Sinus lifting, also known as maxillary sinus augmentation, is a surgical procedure performed in oral maxillofacial rehabilitation to address limited bone availability in the atrophic maxilla, particularly in cases where the maxillary sinuses have experienced pneumatisation. This technique aims to increase the bone’s vertical and horizontal dimensions in the posterior maxilla to facilitate successful dental implant placement.
Conclusion
The BKS sinus lift technique introduced and elucidated in this study has demonstrated its simplicity and feasibility in facilitating the streamlined autogenous transplantation for maxillary sinus augmentation. It bears resemblance to the conventional procedure of drilling and screwing dental bone implants. Through the utilization of square threads and the simultaneous action of drilling and screwing, enhanced stability is achieved for the BKS implant, even when 1/3 of its volume is inserted within the confines of the maxillary sinus cavity. Notably, the experimental tests did not manifest the disconcerting sensation of instability, often encountered when implants lose their bone anchorage during the implantation process. Despite the limitations acknowledged in this study, the proposed technique has proven to be effective in indirectly elevating the maxillary sinus without exposing the sinus membrane to the external environment. Future investigations will focus on assessing the biological response elicited by this technique.

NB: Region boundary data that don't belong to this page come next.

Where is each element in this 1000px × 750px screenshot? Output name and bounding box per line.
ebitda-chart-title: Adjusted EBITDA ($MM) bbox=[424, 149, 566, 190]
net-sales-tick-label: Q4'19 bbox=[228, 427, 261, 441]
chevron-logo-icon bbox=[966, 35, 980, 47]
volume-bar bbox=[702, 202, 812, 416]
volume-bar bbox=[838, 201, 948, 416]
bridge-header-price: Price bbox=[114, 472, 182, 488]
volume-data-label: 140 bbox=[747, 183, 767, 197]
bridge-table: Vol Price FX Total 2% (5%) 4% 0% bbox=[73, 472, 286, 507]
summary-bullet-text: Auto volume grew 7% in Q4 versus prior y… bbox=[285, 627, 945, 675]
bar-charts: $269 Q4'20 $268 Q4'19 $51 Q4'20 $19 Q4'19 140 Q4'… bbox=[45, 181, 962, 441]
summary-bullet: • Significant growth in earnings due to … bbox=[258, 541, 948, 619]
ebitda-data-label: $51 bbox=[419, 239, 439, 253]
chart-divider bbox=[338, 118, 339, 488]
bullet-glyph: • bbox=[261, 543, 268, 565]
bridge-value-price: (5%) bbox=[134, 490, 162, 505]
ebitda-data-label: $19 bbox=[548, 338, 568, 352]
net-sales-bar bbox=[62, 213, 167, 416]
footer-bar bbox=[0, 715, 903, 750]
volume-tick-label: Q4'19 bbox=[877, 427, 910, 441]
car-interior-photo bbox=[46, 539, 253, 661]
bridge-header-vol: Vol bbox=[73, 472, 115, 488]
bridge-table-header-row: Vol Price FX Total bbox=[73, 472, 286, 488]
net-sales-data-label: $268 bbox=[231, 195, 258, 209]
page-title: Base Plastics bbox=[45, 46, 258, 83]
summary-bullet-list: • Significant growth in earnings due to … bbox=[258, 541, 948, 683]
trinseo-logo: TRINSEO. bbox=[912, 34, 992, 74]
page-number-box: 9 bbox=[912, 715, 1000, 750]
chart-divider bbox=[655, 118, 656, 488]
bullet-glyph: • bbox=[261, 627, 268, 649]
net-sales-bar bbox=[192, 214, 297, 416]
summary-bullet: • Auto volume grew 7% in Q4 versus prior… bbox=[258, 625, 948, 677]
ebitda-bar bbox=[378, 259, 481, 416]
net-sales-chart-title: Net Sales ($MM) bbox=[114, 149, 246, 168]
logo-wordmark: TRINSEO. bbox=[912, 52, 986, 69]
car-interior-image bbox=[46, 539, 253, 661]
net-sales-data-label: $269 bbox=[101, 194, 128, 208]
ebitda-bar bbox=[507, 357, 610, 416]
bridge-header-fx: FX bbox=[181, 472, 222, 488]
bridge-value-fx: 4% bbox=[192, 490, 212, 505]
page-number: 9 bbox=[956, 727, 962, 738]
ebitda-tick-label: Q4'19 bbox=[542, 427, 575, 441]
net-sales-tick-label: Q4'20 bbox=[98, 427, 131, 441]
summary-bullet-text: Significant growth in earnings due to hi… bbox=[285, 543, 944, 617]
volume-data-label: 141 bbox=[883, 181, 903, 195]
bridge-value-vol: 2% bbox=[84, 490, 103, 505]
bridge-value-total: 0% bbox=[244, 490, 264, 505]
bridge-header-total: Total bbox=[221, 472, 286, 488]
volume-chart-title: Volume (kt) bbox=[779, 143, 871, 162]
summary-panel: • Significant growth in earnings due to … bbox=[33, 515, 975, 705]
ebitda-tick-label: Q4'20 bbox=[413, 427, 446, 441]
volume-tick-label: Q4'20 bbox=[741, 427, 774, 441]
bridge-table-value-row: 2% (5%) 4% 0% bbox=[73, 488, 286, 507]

2. Methods and Materials used:
Five bioactive kinetic screws (BKS), fabricated by Usiform Ltd. from 304 stainless steel, were machined to precise dimensions of 10 mm in length and 4 mm in diameter, with a 15 mm shaft for connection to the powerful Techdrill Surgical Motor-1 implant motor, boasting an impressive 150-watt capacity and a pre-set torque of 45 N/cm for seamless drilling and screw insertion. The insertion and removal of these screws were meticulously monitored using the advanced Lutron TQ 8801 digital torquemeter, while the quantity of bone graft material harvested by the revolutionary BKS implant was meticulously assessed using the high-precision Brifit precision professional digital mini scale, calibrated from 0.001 to 20.00 g.
MIT and MRT
Throughout the insertion of the BKS into the atrophic maxilla, a persistent and unvarying insertion torque was observed, steadily escalating as the entirety of the internal volume became filled with bone. The surgical motor, operating within its limitations of 600 rpm, automatically executed a gradual augmentation in rotation.
Conclusion
The BKS sinus lift technique introduced and elucidated in this study has demonstrated its simplicity and feasibility in facilitating the streamlined autogenous transplantation for maxillary sinus augmentation. It bears resemblance to the conventional procedure of drilling and screwing dental implants. Through the utilization of square threads and the simultaneous action of drilling and screwing, enhanced stability is achieved for the BKS implant, even when 1/3 of its volume is inserted within the confines of the maxillary sinus cavity. Notably, the experimental tests did not manifest the disconcerting sensation of instability, often encountered when implants lose their bone anchorage during the implantation process. Despite the limitations acknowledged in this study, the proposed technique has proven to be effective in indirectly elevating the maxillary sinus without exposing the sinus membrane to the external environment. Future investigations will focus on assessing the biological response elicited by this technique.
Wight Measurement
The precise weight of the compressed and condensed bone within the internal compartment of the BKS was directly measured using a highly accurate Brifit scale, thereby establishing the exact quantity of bone transplanted during the proposed procedure for indirect maxillary sinus augmentation.
Maxillary sinus augmentation
An integral component of oral rehabilitation with dental implants, has become a pivotal procedure for enhancing volume and bone quality in atrophic maxillae. While autogenous grafts are considered the gold standard for bone grafting, their execution is not without drawbacks.